What if the Placebo Effect Isn’t a Trick? - The New York Times

The Chain of Office of the Dutch city of Leiden is a broad and colorful ceremonial necklace that, draped around the shoulders of Mayor Henri Lenferink, lends a magisterial air to official proceedings in this ancient university town. But whatever gravitas it provided Lenferink as he welcomed a group of researchers to his city, he was quick to undercut it. "I am just a humble historian," he told the 300 members of the Society for Interdisciplinary Placebo Studies who had gathered in Leiden's ornate municipal concert hall, "so I don't know anything about your topic." He was being a little disingenuous. He knew enough about the topic that these psychologists and neuroscientists and physicians and anthropologists and philosophers had come to his city to talk about — the placebo effect, the phenomenon whereby suffering people get better from treatments that have no discernible reason to work — to call it "fake medicine," and to add that it probably works because "people like to be cheated." He took a beat. "But in the end, I believe that honesty will prevail."

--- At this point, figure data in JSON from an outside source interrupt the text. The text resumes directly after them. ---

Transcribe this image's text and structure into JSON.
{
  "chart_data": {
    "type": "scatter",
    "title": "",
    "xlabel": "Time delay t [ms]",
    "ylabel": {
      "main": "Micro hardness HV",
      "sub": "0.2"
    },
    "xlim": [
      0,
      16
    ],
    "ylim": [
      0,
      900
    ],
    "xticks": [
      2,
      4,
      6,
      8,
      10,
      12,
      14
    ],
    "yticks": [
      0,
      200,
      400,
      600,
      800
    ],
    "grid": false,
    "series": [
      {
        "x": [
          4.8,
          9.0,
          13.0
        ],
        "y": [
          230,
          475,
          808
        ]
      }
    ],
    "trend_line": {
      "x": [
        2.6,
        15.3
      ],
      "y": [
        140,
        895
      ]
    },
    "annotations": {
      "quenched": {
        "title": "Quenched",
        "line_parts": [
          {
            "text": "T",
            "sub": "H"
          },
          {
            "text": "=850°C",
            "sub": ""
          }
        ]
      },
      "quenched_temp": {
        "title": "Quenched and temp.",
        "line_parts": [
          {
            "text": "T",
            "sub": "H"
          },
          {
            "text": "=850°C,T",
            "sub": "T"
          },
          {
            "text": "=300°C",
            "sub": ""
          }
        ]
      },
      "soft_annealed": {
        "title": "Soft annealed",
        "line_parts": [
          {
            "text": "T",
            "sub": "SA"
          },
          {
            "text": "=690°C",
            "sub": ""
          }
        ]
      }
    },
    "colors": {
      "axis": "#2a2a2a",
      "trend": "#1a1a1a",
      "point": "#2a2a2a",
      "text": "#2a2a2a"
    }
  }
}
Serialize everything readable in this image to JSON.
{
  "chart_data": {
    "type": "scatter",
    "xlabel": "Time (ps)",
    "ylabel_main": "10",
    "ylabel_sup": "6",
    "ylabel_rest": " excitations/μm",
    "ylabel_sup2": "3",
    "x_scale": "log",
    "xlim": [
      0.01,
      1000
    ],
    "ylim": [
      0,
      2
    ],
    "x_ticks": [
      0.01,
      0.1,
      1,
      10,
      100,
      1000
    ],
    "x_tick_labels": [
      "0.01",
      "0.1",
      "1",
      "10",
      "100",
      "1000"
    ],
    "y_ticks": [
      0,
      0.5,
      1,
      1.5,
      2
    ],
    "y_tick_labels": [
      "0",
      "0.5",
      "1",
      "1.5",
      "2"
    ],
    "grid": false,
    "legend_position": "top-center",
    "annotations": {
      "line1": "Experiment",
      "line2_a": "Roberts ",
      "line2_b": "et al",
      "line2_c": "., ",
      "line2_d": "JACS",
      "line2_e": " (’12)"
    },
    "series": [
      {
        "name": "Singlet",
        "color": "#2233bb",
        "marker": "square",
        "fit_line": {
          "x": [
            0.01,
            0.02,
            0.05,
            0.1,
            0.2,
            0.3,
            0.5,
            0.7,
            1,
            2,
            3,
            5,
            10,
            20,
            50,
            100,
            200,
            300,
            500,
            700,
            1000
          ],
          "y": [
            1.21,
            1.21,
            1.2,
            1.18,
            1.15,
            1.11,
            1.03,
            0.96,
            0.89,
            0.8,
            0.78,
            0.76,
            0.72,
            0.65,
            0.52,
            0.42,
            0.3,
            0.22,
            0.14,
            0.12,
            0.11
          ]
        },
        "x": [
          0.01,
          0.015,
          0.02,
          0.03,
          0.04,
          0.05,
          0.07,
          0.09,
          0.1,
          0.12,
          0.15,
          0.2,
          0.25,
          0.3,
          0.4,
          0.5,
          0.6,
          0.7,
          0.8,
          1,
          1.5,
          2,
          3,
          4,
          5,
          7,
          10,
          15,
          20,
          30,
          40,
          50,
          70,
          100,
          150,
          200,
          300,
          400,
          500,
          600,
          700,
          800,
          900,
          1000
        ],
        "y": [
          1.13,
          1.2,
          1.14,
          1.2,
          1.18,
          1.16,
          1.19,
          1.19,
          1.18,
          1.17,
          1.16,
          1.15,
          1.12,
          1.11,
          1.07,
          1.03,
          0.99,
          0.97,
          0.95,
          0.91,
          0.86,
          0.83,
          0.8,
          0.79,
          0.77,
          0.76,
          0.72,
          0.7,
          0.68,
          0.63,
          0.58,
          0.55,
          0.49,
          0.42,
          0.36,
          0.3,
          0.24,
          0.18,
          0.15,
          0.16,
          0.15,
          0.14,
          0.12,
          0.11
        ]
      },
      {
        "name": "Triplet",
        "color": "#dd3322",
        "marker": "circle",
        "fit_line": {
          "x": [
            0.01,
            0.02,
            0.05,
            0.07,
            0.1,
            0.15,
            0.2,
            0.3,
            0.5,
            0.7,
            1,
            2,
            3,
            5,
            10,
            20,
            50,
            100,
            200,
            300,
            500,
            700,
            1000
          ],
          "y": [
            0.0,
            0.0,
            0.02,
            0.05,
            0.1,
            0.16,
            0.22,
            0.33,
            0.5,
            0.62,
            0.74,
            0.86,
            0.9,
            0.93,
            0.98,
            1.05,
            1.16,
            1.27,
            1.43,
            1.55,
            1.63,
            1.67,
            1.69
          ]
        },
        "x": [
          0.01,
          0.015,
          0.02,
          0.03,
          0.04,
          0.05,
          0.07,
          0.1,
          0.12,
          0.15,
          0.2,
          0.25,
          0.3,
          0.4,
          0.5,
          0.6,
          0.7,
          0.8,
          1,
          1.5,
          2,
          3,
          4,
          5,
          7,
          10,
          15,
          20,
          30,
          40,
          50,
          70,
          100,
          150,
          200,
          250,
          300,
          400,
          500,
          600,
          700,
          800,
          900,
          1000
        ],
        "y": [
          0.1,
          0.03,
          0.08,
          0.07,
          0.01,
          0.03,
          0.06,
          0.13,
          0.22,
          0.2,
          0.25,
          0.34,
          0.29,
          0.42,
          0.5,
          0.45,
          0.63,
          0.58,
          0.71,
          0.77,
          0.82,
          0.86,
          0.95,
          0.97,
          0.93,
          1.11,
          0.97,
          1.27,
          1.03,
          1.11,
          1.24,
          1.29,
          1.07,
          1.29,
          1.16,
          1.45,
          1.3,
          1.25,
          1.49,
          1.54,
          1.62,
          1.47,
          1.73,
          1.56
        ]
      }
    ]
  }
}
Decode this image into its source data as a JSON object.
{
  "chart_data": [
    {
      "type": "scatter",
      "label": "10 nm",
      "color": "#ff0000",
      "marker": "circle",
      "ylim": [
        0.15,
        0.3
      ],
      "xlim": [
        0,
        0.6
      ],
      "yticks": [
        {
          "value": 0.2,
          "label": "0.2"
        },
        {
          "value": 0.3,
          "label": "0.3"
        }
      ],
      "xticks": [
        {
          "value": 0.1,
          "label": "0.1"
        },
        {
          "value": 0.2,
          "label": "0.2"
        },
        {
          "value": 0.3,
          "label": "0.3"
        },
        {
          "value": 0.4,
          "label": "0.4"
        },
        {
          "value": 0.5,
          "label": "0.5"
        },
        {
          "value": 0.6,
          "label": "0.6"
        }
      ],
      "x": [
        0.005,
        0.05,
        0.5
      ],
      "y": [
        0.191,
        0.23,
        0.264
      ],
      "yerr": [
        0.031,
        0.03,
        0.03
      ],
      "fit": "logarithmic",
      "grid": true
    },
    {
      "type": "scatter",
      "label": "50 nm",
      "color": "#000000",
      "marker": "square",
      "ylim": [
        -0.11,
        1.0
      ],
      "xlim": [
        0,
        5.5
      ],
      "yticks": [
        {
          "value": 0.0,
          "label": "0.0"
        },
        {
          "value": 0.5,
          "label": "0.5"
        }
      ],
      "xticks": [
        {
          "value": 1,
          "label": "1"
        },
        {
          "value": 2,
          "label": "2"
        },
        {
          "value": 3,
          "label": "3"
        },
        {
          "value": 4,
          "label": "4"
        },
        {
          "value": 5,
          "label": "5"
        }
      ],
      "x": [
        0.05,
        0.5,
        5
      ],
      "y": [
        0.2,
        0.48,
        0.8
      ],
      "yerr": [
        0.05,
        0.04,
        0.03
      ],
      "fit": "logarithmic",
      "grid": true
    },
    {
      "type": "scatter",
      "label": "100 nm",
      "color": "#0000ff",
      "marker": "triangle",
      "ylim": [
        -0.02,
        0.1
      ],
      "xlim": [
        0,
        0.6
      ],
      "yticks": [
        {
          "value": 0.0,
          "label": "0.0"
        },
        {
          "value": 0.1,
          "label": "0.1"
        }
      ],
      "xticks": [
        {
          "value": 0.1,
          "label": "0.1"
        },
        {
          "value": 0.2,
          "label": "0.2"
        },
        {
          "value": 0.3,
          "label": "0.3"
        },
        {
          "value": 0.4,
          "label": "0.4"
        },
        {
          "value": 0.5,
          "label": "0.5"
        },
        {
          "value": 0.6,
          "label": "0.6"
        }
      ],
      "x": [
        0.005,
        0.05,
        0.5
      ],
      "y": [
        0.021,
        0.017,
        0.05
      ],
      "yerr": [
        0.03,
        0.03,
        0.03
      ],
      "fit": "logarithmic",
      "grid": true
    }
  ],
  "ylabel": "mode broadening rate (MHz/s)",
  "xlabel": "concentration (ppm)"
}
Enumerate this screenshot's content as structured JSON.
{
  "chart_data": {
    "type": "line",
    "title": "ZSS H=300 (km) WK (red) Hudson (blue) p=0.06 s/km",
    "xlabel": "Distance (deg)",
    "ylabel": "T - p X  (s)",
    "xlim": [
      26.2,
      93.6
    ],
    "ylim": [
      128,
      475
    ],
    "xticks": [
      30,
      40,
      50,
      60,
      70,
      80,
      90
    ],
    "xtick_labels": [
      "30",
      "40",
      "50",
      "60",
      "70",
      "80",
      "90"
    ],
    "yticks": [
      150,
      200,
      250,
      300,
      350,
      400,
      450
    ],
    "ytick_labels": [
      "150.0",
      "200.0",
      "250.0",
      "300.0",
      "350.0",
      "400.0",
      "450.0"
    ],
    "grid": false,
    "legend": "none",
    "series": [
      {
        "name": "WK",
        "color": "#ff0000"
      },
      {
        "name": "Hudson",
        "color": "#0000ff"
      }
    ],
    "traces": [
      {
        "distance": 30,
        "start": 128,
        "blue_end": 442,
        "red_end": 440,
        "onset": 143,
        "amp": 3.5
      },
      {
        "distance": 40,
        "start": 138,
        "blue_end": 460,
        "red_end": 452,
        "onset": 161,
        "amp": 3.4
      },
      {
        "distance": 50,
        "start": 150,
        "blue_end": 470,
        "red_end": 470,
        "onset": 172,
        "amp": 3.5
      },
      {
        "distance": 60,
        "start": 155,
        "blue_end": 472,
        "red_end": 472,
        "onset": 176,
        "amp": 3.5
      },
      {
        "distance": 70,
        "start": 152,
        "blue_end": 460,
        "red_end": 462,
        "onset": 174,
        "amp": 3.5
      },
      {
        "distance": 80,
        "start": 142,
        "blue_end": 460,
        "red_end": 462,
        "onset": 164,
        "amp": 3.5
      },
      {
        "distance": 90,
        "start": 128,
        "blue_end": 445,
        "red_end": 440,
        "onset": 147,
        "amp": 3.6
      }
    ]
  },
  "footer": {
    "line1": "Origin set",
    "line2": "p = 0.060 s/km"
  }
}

Lenferink might not have been so glib had he attended the previous day's meeting on the other side of town, at which two dozen of the leading lights of placebo science spent a preconference day agonizing over their reputation — as purveyors of sham medicine who prey on the desperate and, if they are lucky, fool people into feeling better — and strategizing about how to improve it. It's an urgent subject for them, and only in part because, like all apostate professionals, they crave mainstream acceptance. More important, they are motivated by a conviction that the placebo is a powerful medical treatment that is ignored by doctors only at their patients' expense.